In the period before independence,
we had the emergence of what's called the Non-Brahmin Movement.
And essentially, it represented the sequential involvement of different
groups, different caste groups in particular into the modern economy.
And the fact that the first group to get English language education,
the first ones to be able to take up positions in the government,
to take up positions in the modern sector as lawyers,
as schoolteachers, as journalists, were Brahmins.
They were the traditional literary class, they were the first to take up
the opportunities provided by English education.
They moved in even though they are a minority, less than 5% of the population
probably, they colonized the majority of the positions in the modern economy.
The majority of the population, let's call them two-thirds,
who are essentially the equivalent of OBCs are the backward castes.
Then came on the scene, especially those in the advanced section and
realized that their hopes for
moving into the sect here were being bought by the position of the Brahmins.
Now the Brahmins, as for as the ideology and probably the actuality
were a group who had originally come into India from somewhere,
maybe originally in Turkey, but who had come in to India and it come to the South.
Sanskrit, the traditional religious language of the Brahmins is one of
the Indo-European languages.
So the terms of political struggle were cast in
Tamilnadu in terms of Tamil and in terms of the fact,
that Tamil had imported many words from Sanskrit.

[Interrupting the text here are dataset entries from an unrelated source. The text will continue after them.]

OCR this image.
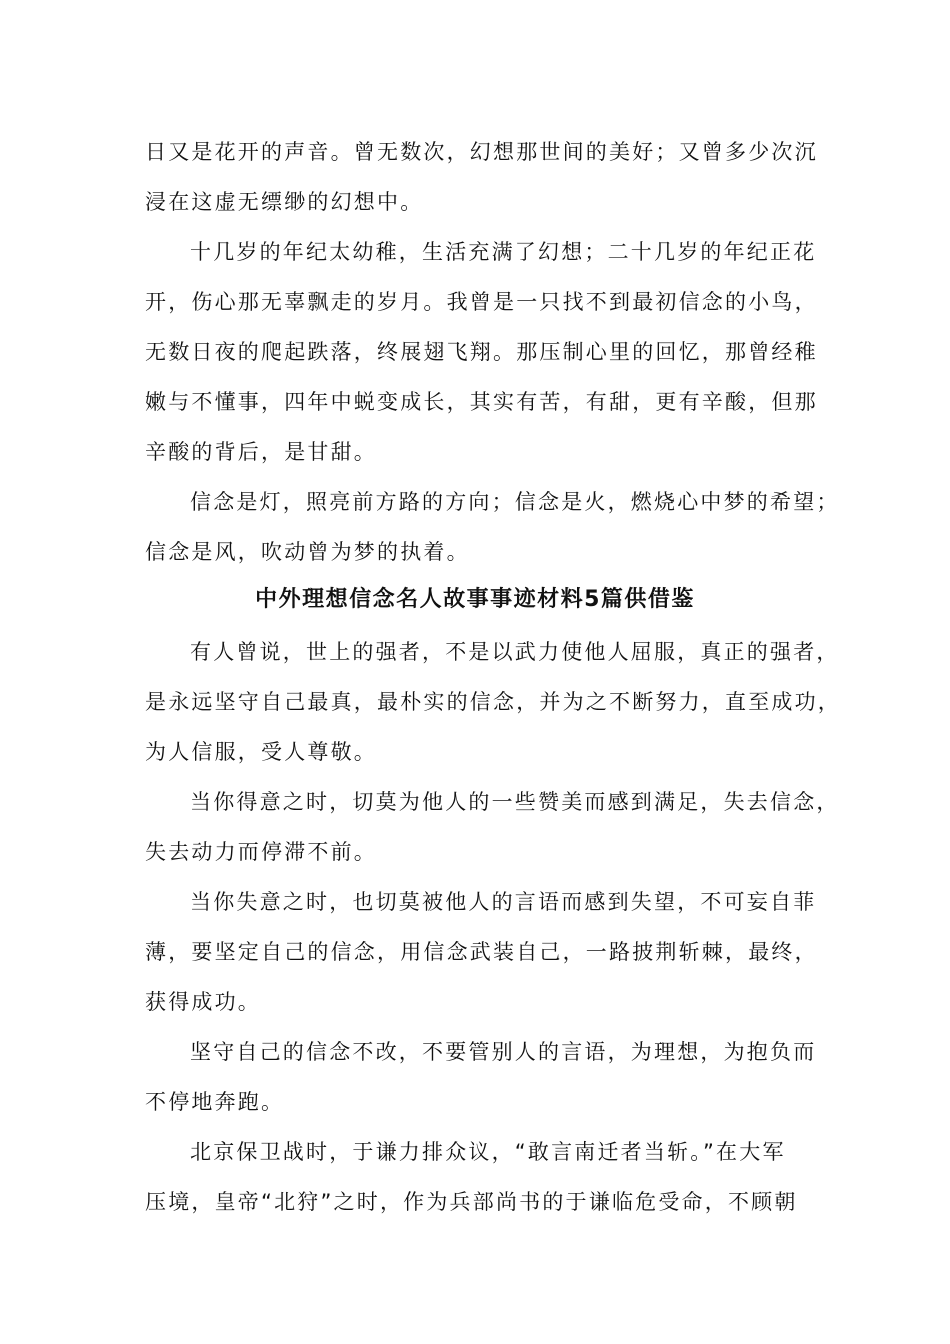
日又是花开的声音。曾无数次，幻想那世间的美好；又曾多少次沉
浸在这虚无缥缈的幻想中。
十几岁的年纪太幼稚，生活充满了幻想；二十几岁的年纪正花
开，伤心那无辜飘走的岁月。我曾是一只找不到最初信念的小鸟，
无数日夜的爬起跌落，终展翅飞翔。那压制心里的回忆，那曾经稚
嫩与不懂事，四年中蜕变成长，其实有苦，有甜，更有辛酸，但那
辛酸的背后，是甘甜。
信念是灯，照亮前方路的方向；信念是火，燃烧心中梦的希望；
信念是风，吹动曾为梦的执着。
中外理想信念名人故事事迹材料5篇供借鉴
有人曾说，世上的强者，不是以武力使他人屈服，真正的强者，
是永远坚守自己最真，最朴实的信念，并为之不断努力，直至成功，
为人信服，受人尊敬。
当你得意之时，切莫为他人的一些赞美而感到满足，失去信念，
失去动力而停滞不前。
当你失意之时，也切莫被他人的言语而感到失望，不可妄自菲
薄，要坚定自己的信念，用信念武装自己，一路披荆斩棘，最终，
获得成功。
坚守自己的信念不改，不要管别人的言语，为理想，为抱负而
不停地奔跑。
北京保卫战时，于谦力排众议，“敢言南迁者当斩。”在大军
压境，皇帝“北狩”之时，作为兵部尚书的于谦临危受命，不顾朝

So the struggle against Brahmin domination had it's
form in the structure of the purification of the language.
And the rejection also of many aspects of caste and caste hierarchy and
the place played in it by the Brahmins.
So the groups that come forward have social reform, rejection of caste and
promotion of things like self-respect marriages.
You marry yourself, you don't need a Brahmin priest and
that opposition to the place of the Brahmins continued in a much stronger
way when we come into the electoral politics after independence.
One of the leaders of that movement was this chap here,
EVK Ramaswamy Naicker,
otherwise, known as Periyar.
I met him when I was first doing my fieldwork in India.
Funny old bloke, but he was a very sharp polemicist in his youth.
And if there's time, we can talk about some of the things that Periyar did,
but he was one of the ones who promoted the cause of the Dravidian speakers.
He had hopes of uniting all the Dravidian speakers.
And he promoted or created this party, the DK,
the Dravida Kazagham, the Dravidian Party.
And they promoted various things, like a separate nation or
maybe separate nations or maybe including all of them.
But in 1949, Periyar who was already getting on,
married a young woman in her late twenties.
And other follows of his and he also made her his successor in the party.
Other followers in the DMK, which is the Dravida Munnetra Kazagham,
Dravidian Progressive Party who rejected that,
split off and created the DMK.
Those people were people who'd been part of the party in the anti-Hindi agitations
before independence.
But what's really striking and one of the most interesting things,
if you want to follow it up is their involvement in the Tamil film industry as
we'll see in a second.
The Tamil film industry and the DMK and
the success of the AIADMK have all grown out of film, quite amazing.
It's hard to imagine a parallel anywhere else in the world.